Lorsque Paul de Chomedey, sieur de Maisonneuve, groupa au pied du Mont-Royal, dans une trouée de la forêt, l’établissement qui prit d’abord le nom de Ville-Marie pour devenir Montréal, certes ! il ne se doutait pas du magnifique avenir réservé par le Destin à sa fondation.

Montréal n’a pas eu la vertigineuse croissance de Chicago, de New-York et de quelques autres villes américaines; mais n’est-ce pas phénoménal que quelques-uns de ces arpents de neige raillés par Voltaire aient acquis en 265 années une population de 400,000 habitants !

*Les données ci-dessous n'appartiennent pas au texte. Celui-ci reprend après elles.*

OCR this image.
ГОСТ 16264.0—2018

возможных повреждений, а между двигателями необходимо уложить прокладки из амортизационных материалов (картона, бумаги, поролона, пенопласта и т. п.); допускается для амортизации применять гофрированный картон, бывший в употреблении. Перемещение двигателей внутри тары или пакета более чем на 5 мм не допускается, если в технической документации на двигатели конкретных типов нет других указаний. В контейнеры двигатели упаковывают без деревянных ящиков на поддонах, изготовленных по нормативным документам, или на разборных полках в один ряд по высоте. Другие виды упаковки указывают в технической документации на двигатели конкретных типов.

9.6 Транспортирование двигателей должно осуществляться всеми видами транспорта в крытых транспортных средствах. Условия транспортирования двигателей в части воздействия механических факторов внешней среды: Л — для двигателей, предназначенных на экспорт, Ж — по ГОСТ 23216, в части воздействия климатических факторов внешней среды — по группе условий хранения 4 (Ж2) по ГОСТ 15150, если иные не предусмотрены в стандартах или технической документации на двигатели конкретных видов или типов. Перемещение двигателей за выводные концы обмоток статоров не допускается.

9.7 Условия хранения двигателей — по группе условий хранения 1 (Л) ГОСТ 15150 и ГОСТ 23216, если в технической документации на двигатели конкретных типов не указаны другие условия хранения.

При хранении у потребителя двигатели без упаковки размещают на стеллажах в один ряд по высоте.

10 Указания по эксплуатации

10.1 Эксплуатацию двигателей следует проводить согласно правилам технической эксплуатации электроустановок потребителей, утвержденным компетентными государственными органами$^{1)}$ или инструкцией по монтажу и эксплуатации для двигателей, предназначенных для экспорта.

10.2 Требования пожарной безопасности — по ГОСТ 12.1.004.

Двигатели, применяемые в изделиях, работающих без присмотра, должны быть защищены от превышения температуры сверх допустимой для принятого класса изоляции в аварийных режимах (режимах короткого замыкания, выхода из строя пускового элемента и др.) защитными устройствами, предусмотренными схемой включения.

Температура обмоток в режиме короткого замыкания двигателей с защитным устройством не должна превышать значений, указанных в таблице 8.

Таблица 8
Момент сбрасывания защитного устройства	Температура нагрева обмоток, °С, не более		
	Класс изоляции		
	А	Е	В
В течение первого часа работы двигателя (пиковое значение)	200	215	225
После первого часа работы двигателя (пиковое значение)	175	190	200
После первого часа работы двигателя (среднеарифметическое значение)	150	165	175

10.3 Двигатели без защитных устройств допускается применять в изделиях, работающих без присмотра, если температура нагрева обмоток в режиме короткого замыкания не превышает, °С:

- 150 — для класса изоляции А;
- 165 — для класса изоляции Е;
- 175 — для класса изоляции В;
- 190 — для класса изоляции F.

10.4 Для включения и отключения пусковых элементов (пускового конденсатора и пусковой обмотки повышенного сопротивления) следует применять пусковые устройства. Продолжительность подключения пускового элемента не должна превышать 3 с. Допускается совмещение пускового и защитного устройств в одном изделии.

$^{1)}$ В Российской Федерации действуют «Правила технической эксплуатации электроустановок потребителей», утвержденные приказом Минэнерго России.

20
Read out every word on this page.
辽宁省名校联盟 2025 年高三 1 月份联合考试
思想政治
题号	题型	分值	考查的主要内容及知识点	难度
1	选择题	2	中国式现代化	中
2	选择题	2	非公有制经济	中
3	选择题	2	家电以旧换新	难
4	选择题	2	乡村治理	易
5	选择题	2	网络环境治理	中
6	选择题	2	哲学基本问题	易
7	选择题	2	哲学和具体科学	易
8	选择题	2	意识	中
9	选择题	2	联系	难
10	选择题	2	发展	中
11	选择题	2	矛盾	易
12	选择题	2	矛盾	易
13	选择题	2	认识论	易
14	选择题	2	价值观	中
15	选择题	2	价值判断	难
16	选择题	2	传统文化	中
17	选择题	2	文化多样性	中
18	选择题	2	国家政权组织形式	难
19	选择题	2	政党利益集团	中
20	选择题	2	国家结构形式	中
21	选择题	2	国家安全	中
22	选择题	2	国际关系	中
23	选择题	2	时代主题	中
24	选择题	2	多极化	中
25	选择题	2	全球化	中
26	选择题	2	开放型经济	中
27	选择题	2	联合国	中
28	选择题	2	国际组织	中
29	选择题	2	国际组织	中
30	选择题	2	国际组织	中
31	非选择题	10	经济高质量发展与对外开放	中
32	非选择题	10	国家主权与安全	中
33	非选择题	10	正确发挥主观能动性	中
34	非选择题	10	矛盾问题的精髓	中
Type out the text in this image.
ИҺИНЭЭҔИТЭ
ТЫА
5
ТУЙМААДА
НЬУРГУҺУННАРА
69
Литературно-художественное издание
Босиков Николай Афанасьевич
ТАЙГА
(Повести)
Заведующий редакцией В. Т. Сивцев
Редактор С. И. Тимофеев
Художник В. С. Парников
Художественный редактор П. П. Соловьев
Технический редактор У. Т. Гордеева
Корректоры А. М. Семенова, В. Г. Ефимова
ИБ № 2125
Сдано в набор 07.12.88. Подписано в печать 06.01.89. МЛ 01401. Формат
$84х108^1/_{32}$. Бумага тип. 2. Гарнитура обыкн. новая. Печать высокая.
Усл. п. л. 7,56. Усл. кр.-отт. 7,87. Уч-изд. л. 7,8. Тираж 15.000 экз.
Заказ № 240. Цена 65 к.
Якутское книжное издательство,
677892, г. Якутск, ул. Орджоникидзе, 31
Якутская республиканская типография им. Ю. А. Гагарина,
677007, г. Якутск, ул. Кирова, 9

L’excès des naissances sur les décès ne pouvait, comme de juste, produire semblable miracle. Il a fallu que le flot se précipitât de partout vers cet endroit privilégié. La province de Québec a fourni le plus formidable contingent; mais toutes les parties du monde se sont aussi associées pour fournir leur quote-part, si bien qu’avec son augmentation constante, la ville de Montréal prend tous les jours la caractéristique des grandes métropoles de l’univers : LE COSMOPOLITISME.

Les diverses nationalités : chinoise, syrienne, russe, polonaise, juive, italienne, autrichienne et même… turque s’y mêlent sans se fusionner.

Circonstance particulièrement heureuse; car si le contraire se produisait, notre cité perdrait beaucoup de son pittoresque.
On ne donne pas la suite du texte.